Mas logo ele deu sua segunda tragada em mim: Minha fumaça agora estava em seu corpo, dentro dele. Eu via tudo, certinho, tudo o que ele pensava e sentia. Então, bruscamente, ele assoprou minha fumaça para fora: uma boa parte saiu pela janela do quarto, outra pequena parte amarelou-lhe os dentes e o resto entrou de volta no quarto, e então vi, novamente, o velho sobre a cama; quem agora eu já havia descoberto, quando estava no corpo do homem, que era o pai dele. E minha fumaça se perdeu no espaço outra vez...
Às vezes me pego pensando em como é engraçada a vida de cigarro, e de quem fuma também. Há uma relação muito interessante entre ambos, em que um morre com o outro e um mata o outro. Mas, enquanto isso, são grandes amigos!
Terceira tragada: minha fumaça, fração da minha alma que se esvai aos poucos, invade o quarto novamente. O relógio marca as horas. Marca o tempo. O tempo de vida que resta para mim, para o homem que me mata e que morre, para o velho sobre a cama, para o término do horário de visitas...
Meu assassino e vítima ficou por uns segundo sem me tragar, nesse tempo ele olhava lá para baixo, para a rua, para as pessoas apressadas pelo ritmo urbano: de pressa e medo; nada de olhares, só passos apressados sobre o chão das calçadas. Ele tinha os olhos perdidos pelos arranha-céus. "Que tédio!" Devia pensar ele "Essa visita que não acaba nunca!".
Mas já havia acabado. Ele me deu a última tragada, e essa foi a mais longa: viajei de novo pelo seu corpo, nos limites da sua impaciência.
"Por que esse velho não morre logo?!" pensou ele, e soltou minha fumaça, como um touro raivoso de desenho animado, pelo nariz. Agora eu estava completamente livre, era apenas fumaça, só o eu-fumaça. Agora poderei ir para onde quiser!

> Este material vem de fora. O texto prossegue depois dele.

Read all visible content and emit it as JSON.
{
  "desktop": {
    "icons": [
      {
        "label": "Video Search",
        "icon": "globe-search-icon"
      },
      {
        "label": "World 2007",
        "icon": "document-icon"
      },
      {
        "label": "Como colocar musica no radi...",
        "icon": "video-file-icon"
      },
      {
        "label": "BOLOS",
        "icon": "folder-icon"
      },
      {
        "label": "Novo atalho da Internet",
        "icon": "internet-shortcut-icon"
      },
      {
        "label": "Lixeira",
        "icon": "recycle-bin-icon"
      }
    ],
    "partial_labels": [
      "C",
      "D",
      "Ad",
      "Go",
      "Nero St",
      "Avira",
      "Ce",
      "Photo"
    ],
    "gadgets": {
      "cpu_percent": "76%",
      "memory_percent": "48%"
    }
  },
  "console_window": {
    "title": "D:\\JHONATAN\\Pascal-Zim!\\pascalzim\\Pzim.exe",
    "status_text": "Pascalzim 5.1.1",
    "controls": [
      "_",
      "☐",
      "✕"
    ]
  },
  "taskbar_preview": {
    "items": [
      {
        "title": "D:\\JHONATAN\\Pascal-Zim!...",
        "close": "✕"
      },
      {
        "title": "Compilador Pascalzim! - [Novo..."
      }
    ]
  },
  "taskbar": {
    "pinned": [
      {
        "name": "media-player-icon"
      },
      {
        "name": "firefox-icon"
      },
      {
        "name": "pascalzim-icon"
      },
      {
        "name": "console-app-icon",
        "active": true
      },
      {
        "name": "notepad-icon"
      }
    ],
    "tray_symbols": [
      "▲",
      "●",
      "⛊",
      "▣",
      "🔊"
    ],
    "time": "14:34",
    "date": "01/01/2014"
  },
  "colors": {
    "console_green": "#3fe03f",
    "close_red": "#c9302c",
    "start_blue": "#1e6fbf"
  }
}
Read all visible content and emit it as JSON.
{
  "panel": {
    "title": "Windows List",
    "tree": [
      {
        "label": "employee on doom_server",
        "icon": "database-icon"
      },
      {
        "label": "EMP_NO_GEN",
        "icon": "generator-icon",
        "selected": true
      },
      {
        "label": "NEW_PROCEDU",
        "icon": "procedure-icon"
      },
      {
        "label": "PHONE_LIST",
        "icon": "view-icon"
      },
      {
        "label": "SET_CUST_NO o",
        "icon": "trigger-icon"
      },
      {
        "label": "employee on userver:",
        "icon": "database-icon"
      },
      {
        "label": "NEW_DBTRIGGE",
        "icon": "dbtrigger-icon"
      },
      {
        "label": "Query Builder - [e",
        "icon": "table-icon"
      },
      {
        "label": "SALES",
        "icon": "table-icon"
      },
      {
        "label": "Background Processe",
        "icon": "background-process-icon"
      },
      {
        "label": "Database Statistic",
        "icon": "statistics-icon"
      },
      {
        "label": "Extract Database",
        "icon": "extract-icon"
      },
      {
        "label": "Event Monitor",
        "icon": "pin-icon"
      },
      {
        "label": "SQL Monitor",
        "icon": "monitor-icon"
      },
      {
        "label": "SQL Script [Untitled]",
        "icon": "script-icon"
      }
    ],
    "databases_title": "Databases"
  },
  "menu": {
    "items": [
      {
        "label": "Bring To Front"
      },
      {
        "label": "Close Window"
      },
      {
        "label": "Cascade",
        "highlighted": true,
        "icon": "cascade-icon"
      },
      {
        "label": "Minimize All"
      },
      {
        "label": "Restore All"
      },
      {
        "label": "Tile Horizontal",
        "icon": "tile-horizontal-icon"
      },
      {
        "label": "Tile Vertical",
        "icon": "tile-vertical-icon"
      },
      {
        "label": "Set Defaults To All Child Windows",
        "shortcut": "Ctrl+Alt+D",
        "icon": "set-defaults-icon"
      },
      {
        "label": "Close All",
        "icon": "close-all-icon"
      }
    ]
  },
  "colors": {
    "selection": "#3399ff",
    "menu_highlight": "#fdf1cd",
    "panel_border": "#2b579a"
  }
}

Mas antes, através do meu eu-fumaça, minha última fumaça, a fração que faltava da minha alma para eu me libertar completamente, eu olhei pela última vez o velho e, fumaça, última fumaça, eu encontrei com o último suspiro do infeliz sobre a cama. O relógio marcou às duas da tarde. O homem bateu a porta e se foi: a visita acabara. Talvez um dos meus companheiros de maço dê um jeito nele!...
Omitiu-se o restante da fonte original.